Para buscar mi propia serenidad, siempre he procurado contar con un espacio propio donde retirarme, donde sumirme en el silencio y la ausencia de estímulos externos. Un retrete, en la última de las acepciones que recoge el Diccionario. En ese silencio la propia intimidad aflora, se esponja y reorganiza.
Para el mismo fin puede valer el paseo solitario y tranquilo; no la caminata turística en la que se requiere, además de ejercitar mucho el cuerpo, encontrar potentes estímulos a los que atender: un paraje, una vegetación, una cascada, una obra de arte.
Claro que puede ocurrir que uno tenga estar preferencias por su tendencia a la introversión. Puede que haya personas que lo que necesiten, para su higiene psíquica, sea zambullirse en el grupo o en la multitud: el bar, la mesa redonda, la reunión del comité, la manifestación. Personas extrovertidas que requieren, para su salud, poner sus almas en debate o esgrima con otras almas. Y de ese encuentro salgan más pulidas o afiladas, como le ocurre al cuchillo cuando se encuentra con el asperón.
El caso es que todos debemos mirar cuanto podamos por nuestra higiene mental.

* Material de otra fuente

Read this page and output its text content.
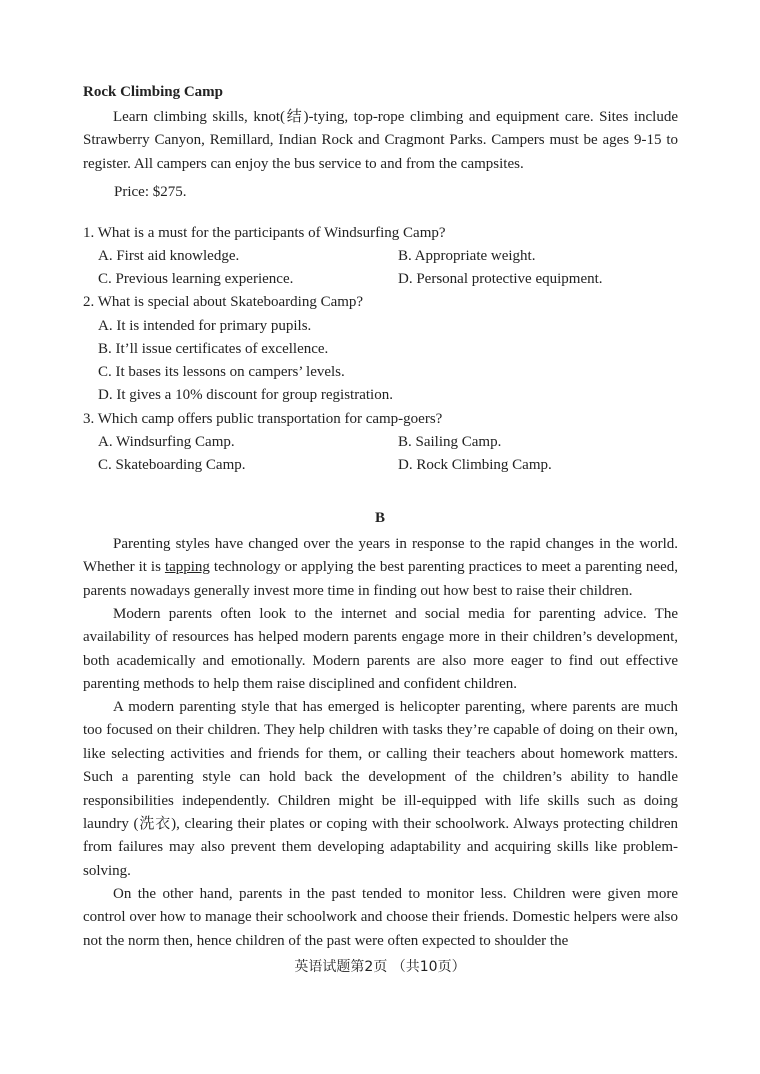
Rock Climbing Camp
Learn climbing skills, knot(结)-tying, top-rope climbing and equipment care. Sites include Strawberry Canyon, Remillard, Indian Rock and Cragmont Parks. Campers must be ages 9-15 to register. All campers can enjoy the bus service to and from the campsites.
Price: $275.
1. What is a must for the participants of Windsurfing Camp?
A. First aid knowledge.	B. Appropriate weight.
C. Previous learning experience.	D. Personal protective equipment.
2. What is special about Skateboarding Camp?
A. It is intended for primary pupils.
B. It’ll issue certificates of excellence.
C. It bases its lessons on campers’ levels.
D. It gives a 10% discount for group registration.
3. Which camp offers public transportation for camp-goers?
A. Windsurfing Camp.	B. Sailing Camp.
C. Skateboarding Camp.	D. Rock Climbing Camp.
B
Parenting styles have changed over the years in response to the rapid changes in the world. Whether it is tapping technology or applying the best parenting practices to meet a parenting need, parents nowadays generally invest more time in finding out how best to raise their children.
Modern parents often look to the internet and social media for parenting advice. The availability of resources has helped modern parents engage more in their children’s development, both academically and emotionally. Modern parents are also more eager to find out effective parenting methods to help them raise disciplined and confident children.
A modern parenting style that has emerged is helicopter parenting, where parents are much too focused on their children. They help children with tasks they’re capable of doing on their own, like selecting activities and friends for them, or calling their teachers about homework matters. Such a parenting style can hold back the development of the children’s ability to handle responsibilities independently. Children might be ill-equipped with life skills such as doing laundry (洗衣), clearing their plates or coping with their schoolwork. Always protecting children from failures may also prevent them developing adaptability and acquiring skills like problem-solving.
On the other hand, parents in the past tended to monitor less. Children were given more control over how to manage their schoolwork and choose their friends. Domestic helpers were also not the norm then, hence children of the past were often expected to shoulder the
英语试题第2页 （共10页）
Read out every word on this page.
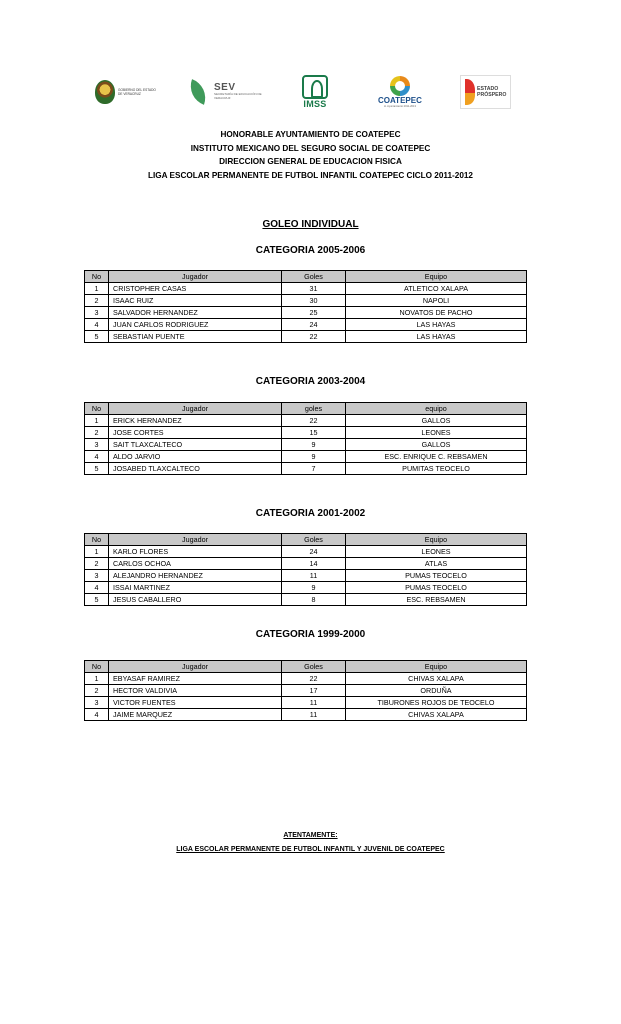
GOBIERNO DEL ESTADO DE VERACRUZ
SEV
SECRETARÍA DE EDUCACIÓN DE VERACRUZ
IMSS	COATEPEC
H. Ayuntamiento 2011-2013
ESTADO
PRÓSPERO
HONORABLE AYUNTAMIENTO DE COATEPEC
INSTITUTO MEXICANO DEL SEGURO SOCIAL DE COATEPEC
DIRECCION GENERAL DE EDUCACION FISICA
LIGA ESCOLAR PERMANENTE DE FUTBOL INFANTIL COATEPEC CICLO 2011-2012
GOLEO INDIVIDUAL
CATEGORIA 2005-2006
No	Jugador	Goles	Equipo
1	CRISTOPHER CASAS	31	ATLETICO XALAPA
2	ISAAC RUIZ	30	NAPOLI
3	SALVADOR HERNANDEZ	25	NOVATOS DE PACHO
4	JUAN CARLOS RODRIGUEZ	24	LAS HAYAS
5	SEBASTIAN PUENTE	22	LAS HAYAS
CATEGORIA 2003-2004
No	Jugador	goles	equipo
1	ERICK HERNANDEZ	22	GALLOS
2	JOSE CORTES	15	LEONES
3	SAIT TLAXCALTECO	9	GALLOS
4	ALDO JARVIO	9	ESC. ENRIQUE C. REBSAMEN
5	JOSABED TLAXCALTECO	7	PUMITAS TEOCELO
CATEGORIA 2001-2002
No	Jugador	Goles	Equipo
1	KARLO FLORES	24	LEONES
2	CARLOS OCHOA	14	ATLAS
3	ALEJANDRO HERNANDEZ	11	PUMAS TEOCELO
4	ISSAI MARTINEZ	9	PUMAS TEOCELO
5	JESUS CABALLERO	8	ESC. REBSAMEN
CATEGORIA 1999-2000
No	Jugador	Goles	Equipo
1	EBYASAF RAMIREZ	22	CHIVAS XALAPA
2	HECTOR VALDIVIA	17	ORDUÑA
3	VICTOR FUENTES	11	TIBURONES ROJOS DE TEOCELO
4	JAIME MARQUEZ	11	CHIVAS XALAPA
ATENTAMENTE:
LIGA ESCOLAR PERMANENTE DE FUTBOL INFANTIL Y JUVENIL DE COATEPEC
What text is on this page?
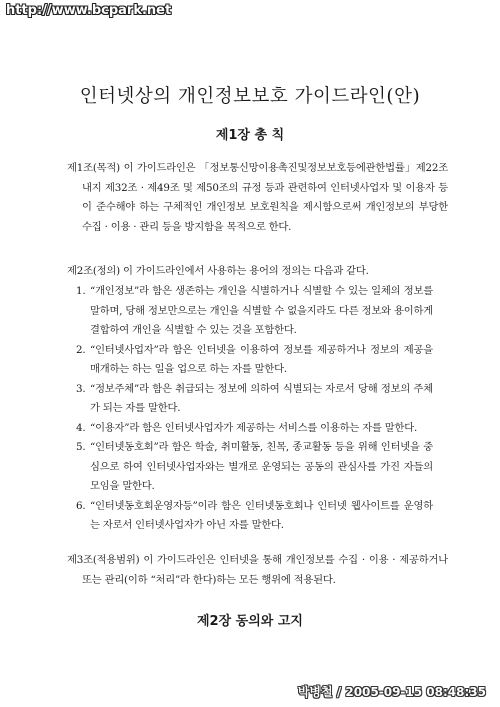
http://www.bcpark.net
인터넷상의 개인정보보호 가이드라인(안)
제1장 총 칙
제1조(목적) 이 가이드라인은 「정보통신망이용촉진및정보보호등에관한법률」제22조 내지 제32조 · 제49조 및 제50조의 규정 등과 관련하여 인터넷사업자 및 이용자 등이 준수해야 하는 구체적인 개인정보 보호원칙을 제시함으로써 개인정보의 부당한 수집 · 이용 · 관리 등을 방지함을 목적으로 한다.
제2조(정의) 이 가이드라인에서 사용하는 용어의 정의는 다음과 같다.
1. “개인정보”라 함은 생존하는 개인을 식별하거나 식별할 수 있는 일체의 정보를 말하며, 당해 정보만으로는 개인을 식별할 수 없을지라도 다른 정보와 용이하게 결합하여 개인을 식별할 수 있는 것을 포함한다.
2. “인터넷사업자”라 함은 인터넷을 이용하여 정보를 제공하거나 정보의 제공을 매개하는 하는 일을 업으로 하는 자를 말한다.
3. “정보주체”라 함은 취급되는 정보에 의하여 식별되는 자로서 당해 정보의 주체가 되는 자를 말한다.
4. “이용자”라 함은 인터넷사업자가 제공하는 서비스를 이용하는 자를 말한다.
5. “인터넷동호회”라 함은 학술, 취미활동, 친목, 종교활동 등을 위해 인터넷을 중심으로 하여 인터넷사업자와는 별개로 운영되는 공동의 관심사를 가진 자들의 모임을 말한다.
6. “인터넷동호회운영자등”이라 함은 인터넷동호회나 인터넷 웹사이트를 운영하는 자로서 인터넷사업자가 아닌 자를 말한다.
제3조(적용범위) 이 가이드라인은 인터넷을 통해 개인정보를 수집 · 이용 · 제공하거나 또는 관리(이하 “처리”라 한다)하는 모든 행위에 적용된다.
제2장 동의와 고지
박병철 / 2005-09-15 08:48:35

En estos tiempos en que es posible, incluso habitual, el meticuloso cuidado corporal, que llega a incluir la estética en la salud, estaría bien que no perdiéramos de vista la higiene de nuestra mente. Recordando a Jorge Manrique y sus Coplas, no nos empleemos exclusivamente
en componer la cativa,
dejándonos la señora
descompuesta.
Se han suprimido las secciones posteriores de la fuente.